Saint John Vianney was greatly devoted to the Immaculate Conception of the Blessed Virgin. In 1836, he had dedicated his parish church in Ars to Our Lady Conceived Without Sin and he greeted the dogmatic definition of this truth in 1854 with deep faith and great joy. The Curé of Ars would always remind his faithful that “after giving us all he could, Jesus Christ wishes in addition to bequeath us his most precious possession, his Blessed Mother”.

Saint John Vianney had a love for the Blessed Virgin that was as tender as it was fervent, as filial as it was tender. He celebrated all her feast days as if it had been his own Mother whom he could see before his eyes. One evening, he took the opportunity of recounting from the pulpit all the things he had done for the glory of the Queen of Heaven. “If it were possible to sell myself in order to give something else to the Blessed Virgin, I would sell myself,” he concluded.
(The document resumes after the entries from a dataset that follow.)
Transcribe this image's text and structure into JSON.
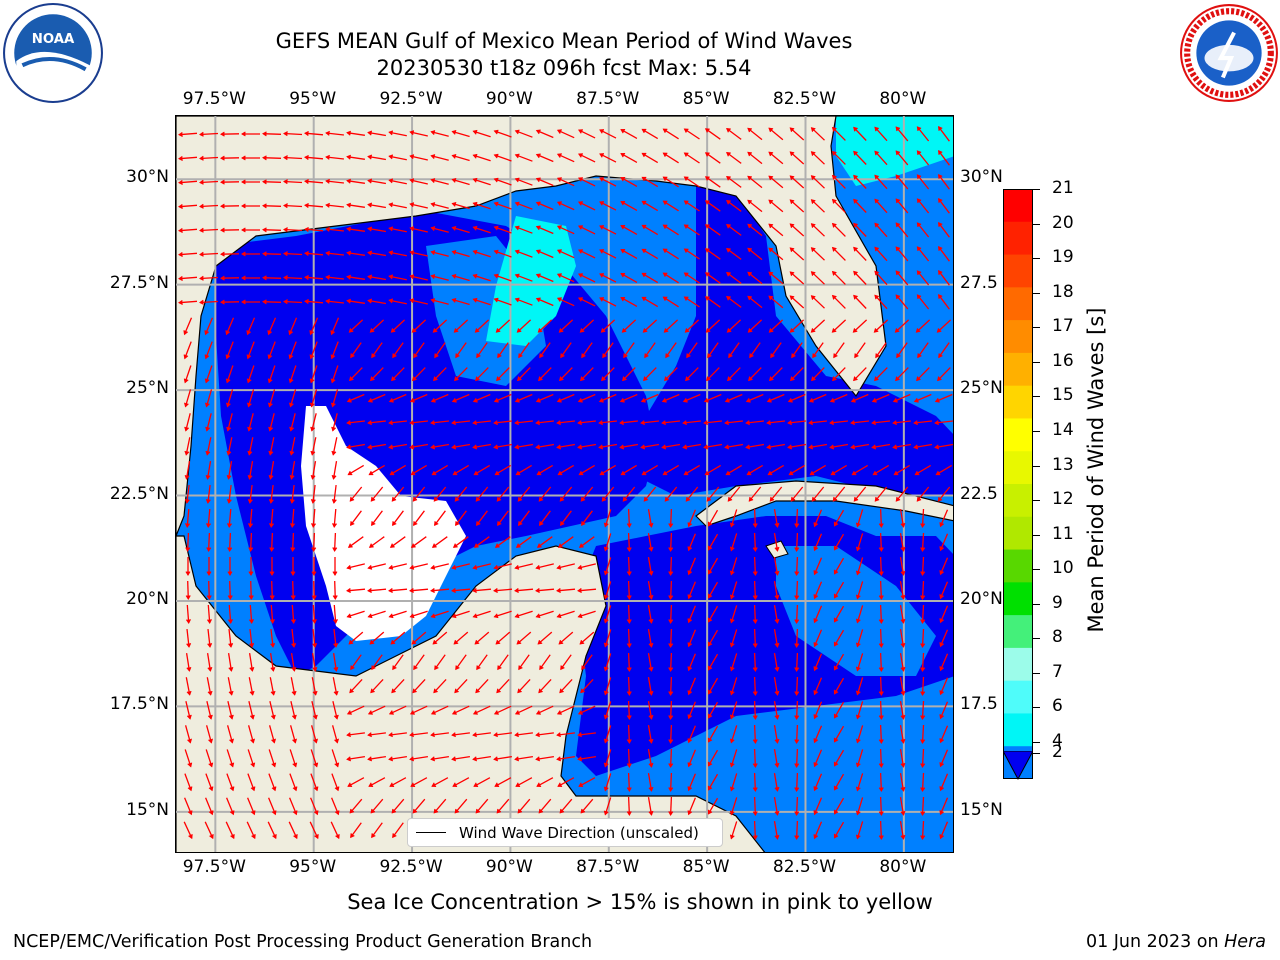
{
  "title": {
    "line1": "GEFS MEAN Gulf of Mexico Mean Period of Wind Waves",
    "line2": "20230530 t18z 096h fcst   Max: 5.54"
  },
  "logos": {
    "left": "NOAA",
    "right": "NATIONAL WEATHER SERVICE"
  },
  "lon_ticks": [
    "97.5°W",
    "95°W",
    "92.5°W",
    "90°W",
    "87.5°W",
    "85°W",
    "82.5°W",
    "80°W"
  ],
  "lat_ticks_left": [
    "30°N",
    "27.5°N",
    "25°N",
    "22.5°N",
    "20°N",
    "17.5°N",
    "15°N"
  ],
  "lat_ticks_right": [
    "30°N",
    "27.5",
    "25°N",
    "22.5",
    "20°N",
    "17.5",
    "15°N"
  ],
  "colorbar": {
    "title": "Mean Period of Wind Waves [s]",
    "labels": [
      "21",
      "20",
      "19",
      "18",
      "17",
      "16",
      "15",
      "14",
      "13",
      "12",
      "11",
      "10",
      "9",
      "8",
      "7",
      "6",
      "4",
      "2"
    ],
    "colors": [
      "#ff0000",
      "#ff2200",
      "#ff4400",
      "#ff6a00",
      "#ff8c00",
      "#ffb000",
      "#ffd500",
      "#ffff00",
      "#e8f800",
      "#c8f000",
      "#b0e800",
      "#58d800",
      "#00e000",
      "#44f07a",
      "#9cfcea",
      "#4ffcfa",
      "#00f6f6",
      "#0080ff"
    ],
    "extend_color": "#0000f0"
  },
  "map": {
    "extent": {
      "lon_min": -98.5,
      "lon_max": -78.7,
      "lat_min": 14.0,
      "lat_max": 31.5
    },
    "colors": {
      "land": "#efedde",
      "ocean_dark": "#0000f0",
      "ocean_mid": "#0080ff",
      "ocean_light": "#00f6f6",
      "no_data": "#ffffff",
      "arrow": "#ff0000",
      "grid": "#b0b0b0"
    }
  },
  "legend": {
    "label": "Wind Wave Direction (unscaled)"
  },
  "note": "Sea Ice Concentration > 15% is shown in pink to yellow",
  "footer": {
    "left": "NCEP/EMC/Verification Post Processing Product Generation Branch",
    "right_prefix": "01 Jun 2023 on ",
    "right_host": "Hera"
  }
}
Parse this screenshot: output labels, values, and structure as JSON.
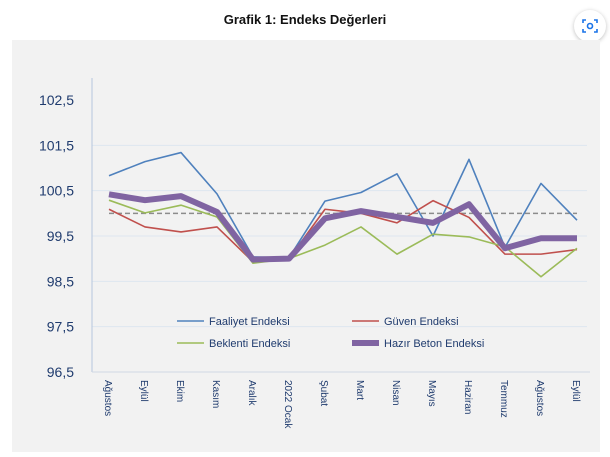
{
  "chart_data": {
    "type": "line",
    "title": "Grafik 1: Endeks Değerleri",
    "xlabel": "",
    "ylabel": "",
    "ylim": [
      96.5,
      102.5
    ],
    "yticks": [
      "96,5",
      "97,5",
      "98,5",
      "99,5",
      "100,5",
      "101,5",
      "102,5"
    ],
    "ytick_values": [
      96.5,
      97.5,
      98.5,
      99.5,
      100.5,
      101.5,
      102.5
    ],
    "categories": [
      "Ağustos",
      "Eylül",
      "Ekim",
      "Kasım",
      "Aralık",
      "2022 Ocak",
      "Şubat",
      "Mart",
      "Nisan",
      "Mayıs",
      "Haziran",
      "Temmuz",
      "Ağustos",
      "Eylül"
    ],
    "reference_line": 100,
    "grid": true,
    "legend_position": "bottom-inside",
    "series": [
      {
        "name": "Faaliyet Endeksi",
        "color": "#4f81bd",
        "values": [
          100.83,
          101.14,
          101.34,
          100.43,
          99.04,
          99.02,
          100.27,
          100.46,
          100.87,
          99.5,
          101.19,
          99.25,
          100.66,
          99.85
        ]
      },
      {
        "name": "Güven Endeksi",
        "color": "#c0504d",
        "values": [
          100.09,
          99.7,
          99.59,
          99.7,
          98.93,
          99.0,
          100.09,
          100.0,
          99.79,
          100.28,
          99.91,
          99.1,
          99.1,
          99.2
        ]
      },
      {
        "name": "Beklenti Endeksi",
        "color": "#9bbb59",
        "values": [
          100.29,
          100.01,
          100.18,
          99.92,
          98.9,
          99.0,
          99.3,
          99.7,
          99.1,
          99.54,
          99.48,
          99.26,
          98.6,
          99.23
        ]
      },
      {
        "name": "Hazır Beton Endeksi",
        "color": "#8064a2",
        "values": [
          100.42,
          100.29,
          100.38,
          100.03,
          98.98,
          99.0,
          99.89,
          100.05,
          99.92,
          99.79,
          100.2,
          99.23,
          99.45,
          99.45
        ]
      }
    ]
  },
  "icons": {
    "scan": "scan-icon"
  }
}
The day when the dogma of the Immaculate Conception was proclaimed in Rome – Friday, 8th of December 1854 – Saint John Vianney organized in his village of Ars “an enormous demonstration of joy”. In the morning, he insisted on singing the High Mass himself in honor of the Blessed Virgin Mary. He robed himself for the occasion in magnificent vestments of blue velvet embroidered with gold. In the evening, the whole village of Ars was illuminated and Saint John Vianney himself sounded the big bell to give the signal for the rejoicing. That evening, he “took a holiday”: he abandoned the confessional and “strolled happily by the light of the torches amid the priests who were there and the Brothers.”

On the Solemnity of the Immaculate Conception, we are reminded of Saint John Vianney’s response to Our Lady’s call to prayer, penance and conversion as she presented herself to us as the “Immaculate Conception” – “full of grace” – the “graced one” – the “highly favored of God”. Mary, full of Grace, encourages us always to remain in the state of grace. Mary gave total space for God in her life. Like Mary, may we give total space for God in our lives and say our “Totus Tuus” to Jesus through Mary.